= Elements of Algebra =

Landmark mathematics textbook by Leonhard Euler

The title page of Elements of Algebra

Elements of Algebra is an elementary mathematics textbook written by mathematician Leonhard Euler around 1765 in German. It was first published in Russian as "Universal Arithmetic" (Универсальная арифметика), two volumes appearing in 1768-9 and in 1770 was printed from the original text. Elements of Algebra is one of the earliest books to set out algebra in the modern form we would recognize today (another early book being Elements of Algebra by Nicholas Saunderson, published in 1740), and is one of Euler's few writings, along with Letters to a German Princess, that are accessible to the general public. Written in numbered paragraphs as was common practice till the 19th century, Elements begins with the definition of mathematics and builds on the fundamental operations of arithmetic and number systems, and gradually moves towards more abstract topics.

In 1771, Joseph-Louis Lagrange published an addendum titled Additions to Euler's Elements of Algebra, which featured a number of important mathematical results.

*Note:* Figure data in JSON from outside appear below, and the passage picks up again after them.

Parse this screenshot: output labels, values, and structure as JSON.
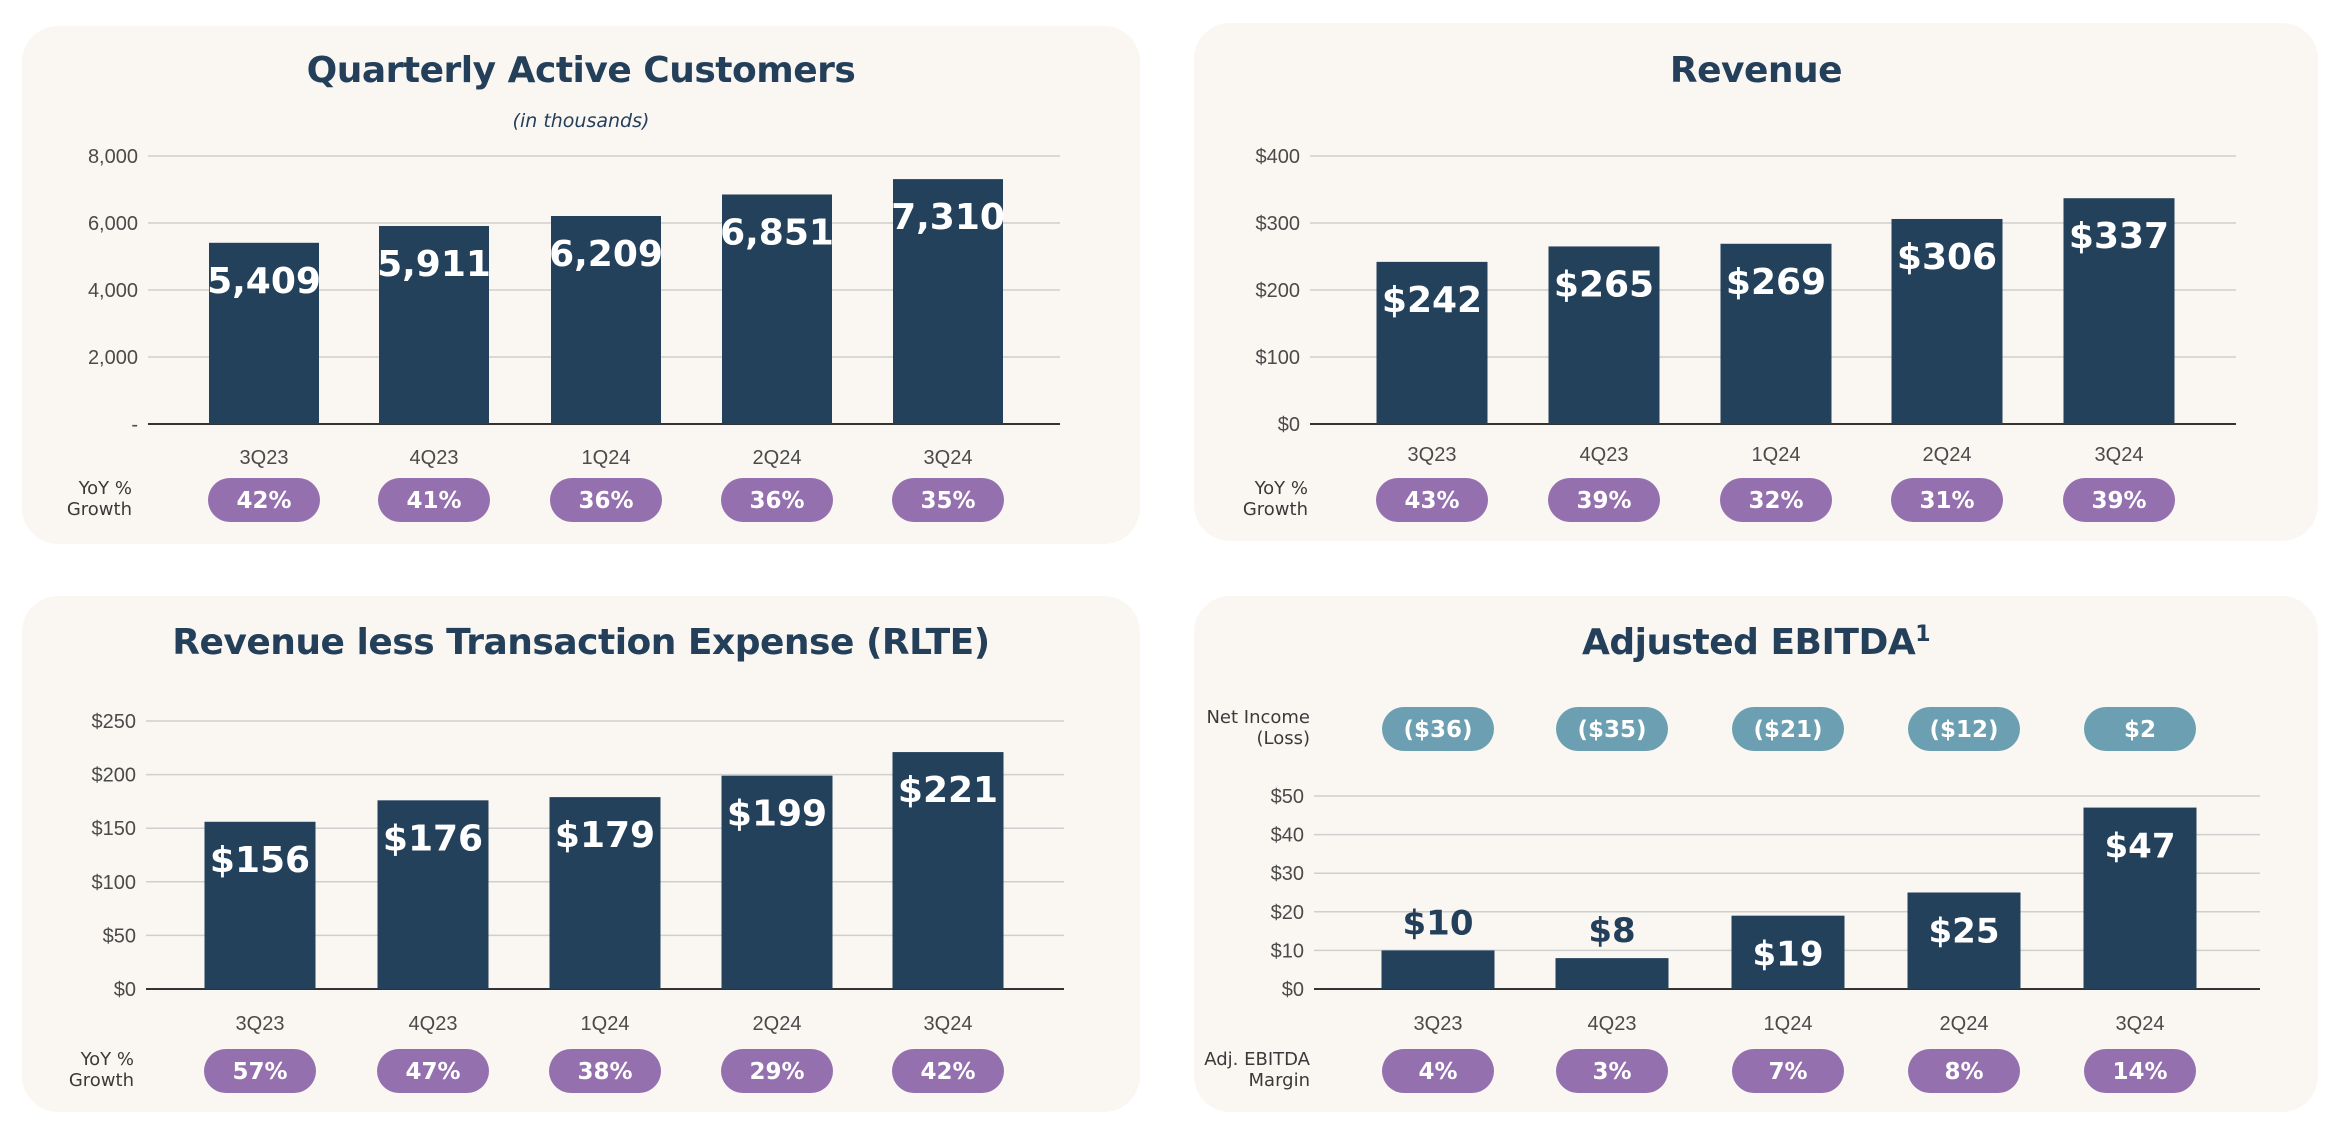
{
  "colors": {
    "bar": "#24415c",
    "pill_growth": "#9470ae",
    "pill_income": "#6c9fb1",
    "panel": "#faf7f2",
    "text": "#243f5a",
    "axis_text": "#4a4a4a"
  },
  "chart_data": [
    {
      "id": "customers",
      "type": "bar",
      "title": "Quarterly Active Customers",
      "subtitle": "(in thousands)",
      "categories": [
        "3Q23",
        "4Q23",
        "1Q24",
        "2Q24",
        "3Q24"
      ],
      "values": [
        5409,
        5911,
        6209,
        6851,
        7310
      ],
      "value_labels": [
        "5,409",
        "5,911",
        "6,209",
        "6,851",
        "7,310"
      ],
      "ylim": [
        0,
        8000
      ],
      "yticks": [
        0,
        2000,
        4000,
        6000,
        8000
      ],
      "ytick_labels": [
        "-",
        "2,000",
        "4,000",
        "6,000",
        "8,000"
      ],
      "grid": true,
      "bottom_row": {
        "label": [
          "YoY %",
          "Growth"
        ],
        "values": [
          "42%",
          "41%",
          "36%",
          "36%",
          "35%"
        ]
      }
    },
    {
      "id": "revenue",
      "type": "bar",
      "title": "Revenue",
      "categories": [
        "3Q23",
        "4Q23",
        "1Q24",
        "2Q24",
        "3Q24"
      ],
      "values": [
        242,
        265,
        269,
        306,
        337
      ],
      "value_labels": [
        "$242",
        "$265",
        "$269",
        "$306",
        "$337"
      ],
      "ylim": [
        0,
        400
      ],
      "yticks": [
        0,
        100,
        200,
        300,
        400
      ],
      "ytick_labels": [
        "$0",
        "$100",
        "$200",
        "$300",
        "$400"
      ],
      "grid": true,
      "bottom_row": {
        "label": [
          "YoY %",
          "Growth"
        ],
        "values": [
          "43%",
          "39%",
          "32%",
          "31%",
          "39%"
        ]
      }
    },
    {
      "id": "rlte",
      "type": "bar",
      "title": "Revenue less Transaction Expense (RLTE)",
      "categories": [
        "3Q23",
        "4Q23",
        "1Q24",
        "2Q24",
        "3Q24"
      ],
      "values": [
        156,
        176,
        179,
        199,
        221
      ],
      "value_labels": [
        "$156",
        "$176",
        "$179",
        "$199",
        "$221"
      ],
      "ylim": [
        0,
        250
      ],
      "yticks": [
        0,
        50,
        100,
        150,
        200,
        250
      ],
      "ytick_labels": [
        "$0",
        "$50",
        "$100",
        "$150",
        "$200",
        "$250"
      ],
      "grid": true,
      "bottom_row": {
        "label": [
          "YoY %",
          "Growth"
        ],
        "values": [
          "57%",
          "47%",
          "38%",
          "29%",
          "42%"
        ]
      }
    },
    {
      "id": "ebitda",
      "type": "bar",
      "title": "Adjusted EBITDA",
      "title_sup": "1",
      "categories": [
        "3Q23",
        "4Q23",
        "1Q24",
        "2Q24",
        "3Q24"
      ],
      "values": [
        10,
        8,
        19,
        25,
        47
      ],
      "value_labels": [
        "$10",
        "$8",
        "$19",
        "$25",
        "$47"
      ],
      "ylim": [
        0,
        50
      ],
      "yticks": [
        0,
        10,
        20,
        30,
        40,
        50
      ],
      "ytick_labels": [
        "$0",
        "$10",
        "$20",
        "$30",
        "$40",
        "$50"
      ],
      "grid": true,
      "top_row": {
        "label": [
          "Net Income",
          "(Loss)"
        ],
        "values": [
          "($36)",
          "($35)",
          "($21)",
          "($12)",
          "$2"
        ]
      },
      "bottom_row": {
        "label": [
          "Adj. EBITDA",
          "Margin"
        ],
        "values": [
          "4%",
          "3%",
          "7%",
          "8%",
          "14%"
        ]
      }
    }
  ]
}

The original German title of the book was Vollständige Anleitung zur Algebra, which literally translates to Complete Instruction to Algebra. Two English translations are now extant, one by John Hewlett (1822), and the other, which is translated to English from a French translation of the book, by Charles Tayler (1824). On the 300th birth anniversary of Euler in 2007, mathematician Christopher Sangwin working with Tarquin Publications published a digitized copy based on Hewlett's translation of the first four sections (or Part I) of the book.

In 2015, Scott Hecht published both print and Kindle versions of Elements of Algebra (ISBN 978-1508901181) with Euler's Part I (Containing the Analysis of Determinate Quantities), Part II (Containing the Analysis of Indeterminate Quantities), Lagrange's Additions, and footnotes by Johann Bernoulli and others.